Arvind Fashions Q3 results: Net loss widens to Rs 67 cr; to raise Rs 200 cr via rights issue

Arvind Fashions Limited (AFL), the retailer of brands such as Calvin Klein, Tommy Hilfiger and US Polo Assn, is raising Rs 200 crore on rights basis to strengthen its balance sheet this year.

“The Board has approved issue of equity shares for an amount up to Rs 200 crore on rights basis. The Board evaluated various options and is of the view that rights issue would be an equitable mode of fund raising as it gives its shareholders an equal opportunity to participate in the growth of the Company. The Company intends to utilize the funds to meet its objectives of strengthening its balance sheet and for general corporate purposes, including working capital for growth,” AFL stated in a stock exchange filing to the BSE.

In July, Walmart-owned Flipkart had picked up about 27% stake in AFL’s newly formed subsidiary Arvind Youth Brands which owns denim label Flying Machine. In the third quarter ended December, AFL stated that Flying Machine registered 70% online growth aided by Flipkart strategic partnership.

AFL on Wednesday widened its net loss to Rs 66.62 crore for the quarter ended December as the impact of the pandemic persists.

The casual wear and denim player reported a 14.22% drop in revenue in the third quarter at Rs 911.13. A year ago, it had sales of Rs 1062.28 crore with net loss of Rs 46.26 crore.

In a stock exchange filing, the fashion retailer, said revenue, however, grew sequentially by 106%, led by strong festive season and winter shopping, along with increased footfall across stores as lockdown gradually lifted and continuing progress in the ecommerce channel.

“Our focus on digital and omni-channel initiatives and a deep cost focus continue to deliver robust outcomes. At the back of strong Q3, we expect H2 FY21 to be significantly better in terms of sales and profitability growth,” said J Suresh, chief executive of AFL.

The company said its online channel sales increased by 130% Y-o-Y in the third quarter and direct-to-consumer online sales witnessed 3.3X growth over last year and now comprise 38% of its digital sales. Innerwear and footwear division is on the growth path, the company added.

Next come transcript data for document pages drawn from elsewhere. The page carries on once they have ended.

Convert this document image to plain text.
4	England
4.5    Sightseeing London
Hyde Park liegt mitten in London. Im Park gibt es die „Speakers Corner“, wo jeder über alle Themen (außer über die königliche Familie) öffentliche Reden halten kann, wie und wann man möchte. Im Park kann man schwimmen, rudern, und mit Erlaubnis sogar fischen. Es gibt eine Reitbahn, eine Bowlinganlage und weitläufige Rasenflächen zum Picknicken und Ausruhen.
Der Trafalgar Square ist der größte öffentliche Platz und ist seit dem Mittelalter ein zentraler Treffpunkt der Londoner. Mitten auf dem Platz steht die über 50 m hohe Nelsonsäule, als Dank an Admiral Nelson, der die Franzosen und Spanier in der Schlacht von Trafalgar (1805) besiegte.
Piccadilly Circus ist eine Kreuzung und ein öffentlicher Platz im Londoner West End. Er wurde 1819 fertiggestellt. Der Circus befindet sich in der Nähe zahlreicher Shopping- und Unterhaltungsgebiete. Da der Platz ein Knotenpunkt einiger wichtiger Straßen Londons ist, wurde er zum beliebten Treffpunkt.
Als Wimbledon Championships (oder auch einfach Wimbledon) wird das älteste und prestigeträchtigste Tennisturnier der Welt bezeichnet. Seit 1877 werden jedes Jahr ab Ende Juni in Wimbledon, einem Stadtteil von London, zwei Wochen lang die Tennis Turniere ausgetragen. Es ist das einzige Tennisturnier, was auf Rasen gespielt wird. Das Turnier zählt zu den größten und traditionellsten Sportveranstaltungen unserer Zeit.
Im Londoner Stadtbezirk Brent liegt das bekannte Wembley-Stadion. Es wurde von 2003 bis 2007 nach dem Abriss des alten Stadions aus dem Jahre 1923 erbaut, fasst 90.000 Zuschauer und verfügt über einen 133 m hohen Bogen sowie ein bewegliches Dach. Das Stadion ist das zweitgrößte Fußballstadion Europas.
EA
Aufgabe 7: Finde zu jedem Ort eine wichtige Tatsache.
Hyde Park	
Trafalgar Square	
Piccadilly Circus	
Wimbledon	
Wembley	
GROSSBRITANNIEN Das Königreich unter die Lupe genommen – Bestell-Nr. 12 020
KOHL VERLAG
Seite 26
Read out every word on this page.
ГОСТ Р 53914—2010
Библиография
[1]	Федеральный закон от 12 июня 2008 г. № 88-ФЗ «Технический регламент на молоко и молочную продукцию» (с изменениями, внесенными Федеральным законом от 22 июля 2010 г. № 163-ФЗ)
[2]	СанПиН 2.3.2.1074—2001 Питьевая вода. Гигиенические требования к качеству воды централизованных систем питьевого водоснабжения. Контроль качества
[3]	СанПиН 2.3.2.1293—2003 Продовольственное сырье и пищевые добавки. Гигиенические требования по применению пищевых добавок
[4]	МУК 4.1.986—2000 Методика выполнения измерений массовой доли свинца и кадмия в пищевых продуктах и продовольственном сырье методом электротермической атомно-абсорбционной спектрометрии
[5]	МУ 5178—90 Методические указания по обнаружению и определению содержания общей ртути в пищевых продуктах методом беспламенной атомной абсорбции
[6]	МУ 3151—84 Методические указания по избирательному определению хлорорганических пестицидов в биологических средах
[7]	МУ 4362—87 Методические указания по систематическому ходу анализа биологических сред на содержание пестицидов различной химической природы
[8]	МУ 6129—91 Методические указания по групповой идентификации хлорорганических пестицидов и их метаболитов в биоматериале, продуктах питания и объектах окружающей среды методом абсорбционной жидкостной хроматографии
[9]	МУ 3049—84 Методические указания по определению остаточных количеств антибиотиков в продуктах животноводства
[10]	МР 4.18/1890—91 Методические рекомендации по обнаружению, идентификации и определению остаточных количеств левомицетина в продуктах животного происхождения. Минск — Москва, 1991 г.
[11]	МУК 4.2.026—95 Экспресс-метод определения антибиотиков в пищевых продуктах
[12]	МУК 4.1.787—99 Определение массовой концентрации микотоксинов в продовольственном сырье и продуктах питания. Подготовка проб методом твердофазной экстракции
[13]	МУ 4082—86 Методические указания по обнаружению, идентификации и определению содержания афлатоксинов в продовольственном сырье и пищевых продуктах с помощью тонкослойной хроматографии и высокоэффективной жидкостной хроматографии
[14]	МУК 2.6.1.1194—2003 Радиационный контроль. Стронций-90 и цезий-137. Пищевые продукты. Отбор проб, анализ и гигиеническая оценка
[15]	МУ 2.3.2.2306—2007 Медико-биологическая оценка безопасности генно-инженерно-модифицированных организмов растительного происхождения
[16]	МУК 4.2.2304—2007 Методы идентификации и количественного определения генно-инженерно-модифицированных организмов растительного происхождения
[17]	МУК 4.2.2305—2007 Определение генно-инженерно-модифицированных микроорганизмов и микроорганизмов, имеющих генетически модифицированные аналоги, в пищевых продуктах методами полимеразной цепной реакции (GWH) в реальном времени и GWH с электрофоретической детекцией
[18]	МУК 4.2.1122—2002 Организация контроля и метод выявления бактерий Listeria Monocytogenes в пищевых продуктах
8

AFL added that the company is optimistic of sales in the upcoming season with the benefit of lower inventory level, new ways of buying resulting in freshness of stock across channels and improved customer sentiment, barring any rise in Covid-19 pandemic cases.

So far, the company registered higher offline sales recovery in January over December. However, product cost is estimated to go up in the fourth quarter due to sharp increase in cotton and yarn prices. The company said that margin pressure would be mitigated through price increase.

“Our leadership positioning in casual, denim and prestige beauty segment will enable AFL to pursue accelerated growth in the long term and create value for all our stakeholders,” Shailesh Chaturvedi, the newly appointed MD and CEO said in the stock exchange filing.

In the ongoing fiscal, AFL discontinued retail operations for brands Gap, Ruf & Tuf, NewPort, The Children’s Place and Hanes.